Now. Now it is nearly 9:00 am and I am just getting up. I was awake three hours ago but I knew that would make for too many hours in the day and so I went back to sleep. I will be up late into the night because I won't be able to sleep then.

Now I have to pace myself carefully. I am doing things: going to class, studying, writing papers, working with a couple of people, planning for the future. Each takes so much energy and requires so much recovery time. I forget what I've focused on within five minutes of reading or hearing it. I look at notes and say to myself: We had an entire lecture on that? I lose everything, little things and really important things. I stumble across them later and can't imagine how they landed in the place they did. I write papers and have no idea whether they bear any resemblance to what is expected. I make schedules for accomplishing things and then I stare into space.

I am still writing thank-you notes. The cost of each one is so high. Only a few lines, but each reminds me of something else ~ a relationship, an occasion in the past, someone else entirely whose claim on my time is perhaps more urgent. I did not know, before, that when I received an acknowledgment from someone for flowers or words offered in a time of sorrow, that the note itself might represent a morning's work. Or a week's.

People send me emails and cards and books and little packages. Some of the things written by certain people fill my thoughts for hours, for days. They become little prayers, flickering sources of connection to other people, to the universe, to God.

I think about my lost son all of the time, as I have for 25 years. My brain tissue has grooves worn in it, and I cannot stop thinking of someone just because he is not here at all. But his absence fills every crevice of my life and makes impossible demands on my imagination. I keep waiting for time to go backward so that we can pick up where we left off.

I think about my other children and my son's girlfriend all the time, too. I want to wrap my arms around them all and take care of them forever and in a way that will enable them to heal. What does that even mean? I have a long scar smack down the middle of my stomach, from the car accident when I was seven. (No scans in those days to reveal ruptured spleens, which I turned out not to have.) It was a distraction during my bikini days, it stretched to accomodate a twin pregnancy, and then another one, and now it looks as crumpled and faded as you might expect.

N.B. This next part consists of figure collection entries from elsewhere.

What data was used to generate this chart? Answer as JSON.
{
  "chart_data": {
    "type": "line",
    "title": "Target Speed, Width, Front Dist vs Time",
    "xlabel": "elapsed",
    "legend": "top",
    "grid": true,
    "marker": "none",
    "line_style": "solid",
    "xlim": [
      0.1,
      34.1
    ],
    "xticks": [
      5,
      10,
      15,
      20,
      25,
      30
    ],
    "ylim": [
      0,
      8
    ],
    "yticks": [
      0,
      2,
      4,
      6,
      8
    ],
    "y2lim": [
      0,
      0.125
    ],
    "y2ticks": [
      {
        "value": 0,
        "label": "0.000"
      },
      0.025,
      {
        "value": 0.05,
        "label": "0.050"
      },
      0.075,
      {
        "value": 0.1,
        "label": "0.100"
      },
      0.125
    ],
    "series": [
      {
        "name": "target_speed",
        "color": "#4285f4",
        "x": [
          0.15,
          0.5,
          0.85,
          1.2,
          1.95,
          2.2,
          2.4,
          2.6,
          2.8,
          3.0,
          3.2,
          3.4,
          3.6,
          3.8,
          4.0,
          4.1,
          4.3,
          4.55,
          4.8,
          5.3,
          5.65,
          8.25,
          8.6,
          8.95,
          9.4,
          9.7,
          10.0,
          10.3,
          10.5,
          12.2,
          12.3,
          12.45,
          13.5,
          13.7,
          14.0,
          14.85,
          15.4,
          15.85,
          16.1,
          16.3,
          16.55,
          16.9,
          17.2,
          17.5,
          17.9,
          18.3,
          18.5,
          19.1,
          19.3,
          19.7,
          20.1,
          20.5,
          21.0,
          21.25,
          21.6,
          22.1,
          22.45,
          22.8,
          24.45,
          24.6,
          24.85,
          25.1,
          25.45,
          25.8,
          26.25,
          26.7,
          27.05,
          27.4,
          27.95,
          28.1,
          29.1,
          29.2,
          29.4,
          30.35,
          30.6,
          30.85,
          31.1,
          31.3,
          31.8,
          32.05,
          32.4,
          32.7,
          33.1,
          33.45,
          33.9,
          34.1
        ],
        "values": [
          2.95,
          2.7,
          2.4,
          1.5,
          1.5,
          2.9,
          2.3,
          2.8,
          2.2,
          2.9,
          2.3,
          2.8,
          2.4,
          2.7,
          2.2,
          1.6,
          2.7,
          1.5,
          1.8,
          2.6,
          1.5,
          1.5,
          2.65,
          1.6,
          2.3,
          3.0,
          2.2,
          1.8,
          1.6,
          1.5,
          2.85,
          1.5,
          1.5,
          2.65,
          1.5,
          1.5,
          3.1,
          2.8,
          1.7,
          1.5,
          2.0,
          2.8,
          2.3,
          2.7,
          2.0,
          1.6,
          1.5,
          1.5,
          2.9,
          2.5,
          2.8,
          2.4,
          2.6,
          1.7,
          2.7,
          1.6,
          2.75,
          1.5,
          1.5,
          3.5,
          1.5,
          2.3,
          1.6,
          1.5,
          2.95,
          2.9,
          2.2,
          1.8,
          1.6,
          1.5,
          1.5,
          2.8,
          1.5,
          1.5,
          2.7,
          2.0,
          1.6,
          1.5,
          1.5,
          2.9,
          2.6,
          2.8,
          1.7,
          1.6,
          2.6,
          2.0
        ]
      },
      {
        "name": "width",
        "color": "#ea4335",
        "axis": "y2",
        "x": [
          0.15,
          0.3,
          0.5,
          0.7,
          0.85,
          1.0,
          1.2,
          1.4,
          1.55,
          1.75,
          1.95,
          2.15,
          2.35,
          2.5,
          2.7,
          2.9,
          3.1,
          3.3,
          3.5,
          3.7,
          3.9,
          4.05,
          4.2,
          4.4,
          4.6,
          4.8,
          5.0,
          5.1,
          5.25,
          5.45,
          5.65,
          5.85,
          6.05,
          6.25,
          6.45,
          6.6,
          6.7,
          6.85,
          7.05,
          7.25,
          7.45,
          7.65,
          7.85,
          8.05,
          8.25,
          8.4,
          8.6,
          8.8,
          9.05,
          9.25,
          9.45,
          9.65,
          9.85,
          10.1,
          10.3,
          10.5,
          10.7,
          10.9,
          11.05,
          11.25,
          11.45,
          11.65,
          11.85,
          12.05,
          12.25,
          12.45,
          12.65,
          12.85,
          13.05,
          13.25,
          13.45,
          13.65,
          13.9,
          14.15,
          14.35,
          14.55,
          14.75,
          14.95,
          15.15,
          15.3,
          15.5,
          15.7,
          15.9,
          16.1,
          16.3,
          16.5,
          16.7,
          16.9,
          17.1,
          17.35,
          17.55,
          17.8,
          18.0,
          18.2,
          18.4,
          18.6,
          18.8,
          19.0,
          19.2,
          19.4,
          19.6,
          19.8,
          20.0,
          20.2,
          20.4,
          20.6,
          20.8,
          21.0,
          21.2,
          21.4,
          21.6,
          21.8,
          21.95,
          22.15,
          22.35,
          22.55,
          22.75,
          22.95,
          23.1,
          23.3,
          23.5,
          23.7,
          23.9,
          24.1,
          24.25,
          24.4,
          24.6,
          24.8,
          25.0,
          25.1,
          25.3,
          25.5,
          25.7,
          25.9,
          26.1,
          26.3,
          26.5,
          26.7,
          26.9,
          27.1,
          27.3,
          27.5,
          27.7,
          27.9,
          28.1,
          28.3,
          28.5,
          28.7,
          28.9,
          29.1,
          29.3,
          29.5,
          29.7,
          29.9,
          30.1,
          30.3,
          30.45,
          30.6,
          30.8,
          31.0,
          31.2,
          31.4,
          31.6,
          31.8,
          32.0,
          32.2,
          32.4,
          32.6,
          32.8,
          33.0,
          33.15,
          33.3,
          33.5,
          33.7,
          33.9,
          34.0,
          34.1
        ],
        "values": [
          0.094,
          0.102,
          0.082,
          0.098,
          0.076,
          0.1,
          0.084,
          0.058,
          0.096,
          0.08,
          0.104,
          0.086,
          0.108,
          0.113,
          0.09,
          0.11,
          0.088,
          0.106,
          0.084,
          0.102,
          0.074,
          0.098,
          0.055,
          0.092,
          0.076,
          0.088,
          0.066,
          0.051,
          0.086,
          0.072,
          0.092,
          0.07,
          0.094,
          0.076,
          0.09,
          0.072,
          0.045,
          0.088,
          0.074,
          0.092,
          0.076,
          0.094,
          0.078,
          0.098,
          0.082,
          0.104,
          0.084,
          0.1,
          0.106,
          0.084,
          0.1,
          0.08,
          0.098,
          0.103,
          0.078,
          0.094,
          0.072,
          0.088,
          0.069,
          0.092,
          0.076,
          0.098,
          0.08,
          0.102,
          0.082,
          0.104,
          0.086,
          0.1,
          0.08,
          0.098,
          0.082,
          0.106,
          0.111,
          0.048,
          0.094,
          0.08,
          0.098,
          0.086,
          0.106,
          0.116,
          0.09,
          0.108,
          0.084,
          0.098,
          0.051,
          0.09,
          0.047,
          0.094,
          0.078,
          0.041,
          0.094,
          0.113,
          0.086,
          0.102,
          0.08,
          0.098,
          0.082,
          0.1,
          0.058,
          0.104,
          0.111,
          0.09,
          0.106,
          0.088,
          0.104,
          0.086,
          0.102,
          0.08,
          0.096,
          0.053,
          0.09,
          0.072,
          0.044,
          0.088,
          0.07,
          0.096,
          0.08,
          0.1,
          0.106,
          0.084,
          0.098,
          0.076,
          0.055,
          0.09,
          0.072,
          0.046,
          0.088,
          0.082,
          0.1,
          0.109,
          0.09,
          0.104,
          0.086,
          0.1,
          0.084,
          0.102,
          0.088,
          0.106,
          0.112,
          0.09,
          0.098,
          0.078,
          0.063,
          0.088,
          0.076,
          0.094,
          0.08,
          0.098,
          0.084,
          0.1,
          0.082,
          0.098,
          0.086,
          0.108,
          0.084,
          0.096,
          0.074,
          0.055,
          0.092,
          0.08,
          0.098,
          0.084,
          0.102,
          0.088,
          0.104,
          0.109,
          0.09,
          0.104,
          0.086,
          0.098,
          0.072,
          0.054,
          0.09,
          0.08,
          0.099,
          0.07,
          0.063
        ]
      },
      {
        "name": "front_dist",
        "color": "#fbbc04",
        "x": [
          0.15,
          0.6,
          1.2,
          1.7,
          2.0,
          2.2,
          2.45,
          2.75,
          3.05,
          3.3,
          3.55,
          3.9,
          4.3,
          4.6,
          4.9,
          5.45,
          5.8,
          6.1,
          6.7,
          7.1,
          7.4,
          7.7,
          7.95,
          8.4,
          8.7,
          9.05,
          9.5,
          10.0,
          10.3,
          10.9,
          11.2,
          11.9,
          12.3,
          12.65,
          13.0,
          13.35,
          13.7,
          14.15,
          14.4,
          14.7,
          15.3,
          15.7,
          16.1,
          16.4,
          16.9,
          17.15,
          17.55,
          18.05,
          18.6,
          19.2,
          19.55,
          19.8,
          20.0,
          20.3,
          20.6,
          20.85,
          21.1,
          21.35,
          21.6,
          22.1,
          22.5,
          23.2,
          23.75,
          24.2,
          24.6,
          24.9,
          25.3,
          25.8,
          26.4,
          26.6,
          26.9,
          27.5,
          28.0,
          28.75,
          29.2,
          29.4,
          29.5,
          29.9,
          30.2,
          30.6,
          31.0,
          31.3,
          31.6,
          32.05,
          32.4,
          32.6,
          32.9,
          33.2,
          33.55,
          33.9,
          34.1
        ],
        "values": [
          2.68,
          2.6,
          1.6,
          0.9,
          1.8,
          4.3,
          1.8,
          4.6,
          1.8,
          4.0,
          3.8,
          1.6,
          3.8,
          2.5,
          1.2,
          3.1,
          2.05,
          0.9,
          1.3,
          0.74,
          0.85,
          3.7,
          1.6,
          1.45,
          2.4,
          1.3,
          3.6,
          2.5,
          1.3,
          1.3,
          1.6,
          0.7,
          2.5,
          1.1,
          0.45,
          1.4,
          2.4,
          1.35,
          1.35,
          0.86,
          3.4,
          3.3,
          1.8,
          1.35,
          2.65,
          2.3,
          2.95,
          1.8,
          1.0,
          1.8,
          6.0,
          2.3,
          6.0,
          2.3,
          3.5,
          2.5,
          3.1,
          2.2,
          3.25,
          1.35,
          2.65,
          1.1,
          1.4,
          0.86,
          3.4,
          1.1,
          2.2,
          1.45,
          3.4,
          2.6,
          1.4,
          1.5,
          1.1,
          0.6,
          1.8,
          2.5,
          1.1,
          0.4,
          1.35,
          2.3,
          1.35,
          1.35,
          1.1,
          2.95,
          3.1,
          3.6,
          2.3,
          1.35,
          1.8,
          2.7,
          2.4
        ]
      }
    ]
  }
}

I don't notice it. But this jagged scar, the one which all these young people have to carry into adult life? How much time before it fades? There is nothing clean and precise about it; all those jagged edges seem more like tentacles than boundaries.

I have been writing this piece off and on for a couple of days. Not an original thought in it. And yet, like everything else, it has sapped hours and energy. I had not realized that time and energy were so closely entertwined, and not in any way that makes sense.

(Image: Picasso's Blue Nude.)

Sunday, February 1, 2009

Found Things

Found this on the site of someone I love very much:

The deep pain that is felt at the death of every friendly soul arises from the feeling that there is in every individual something which is inexpressible, peculiar to him alone, and is, therefore, absolutely and irretrievably lost.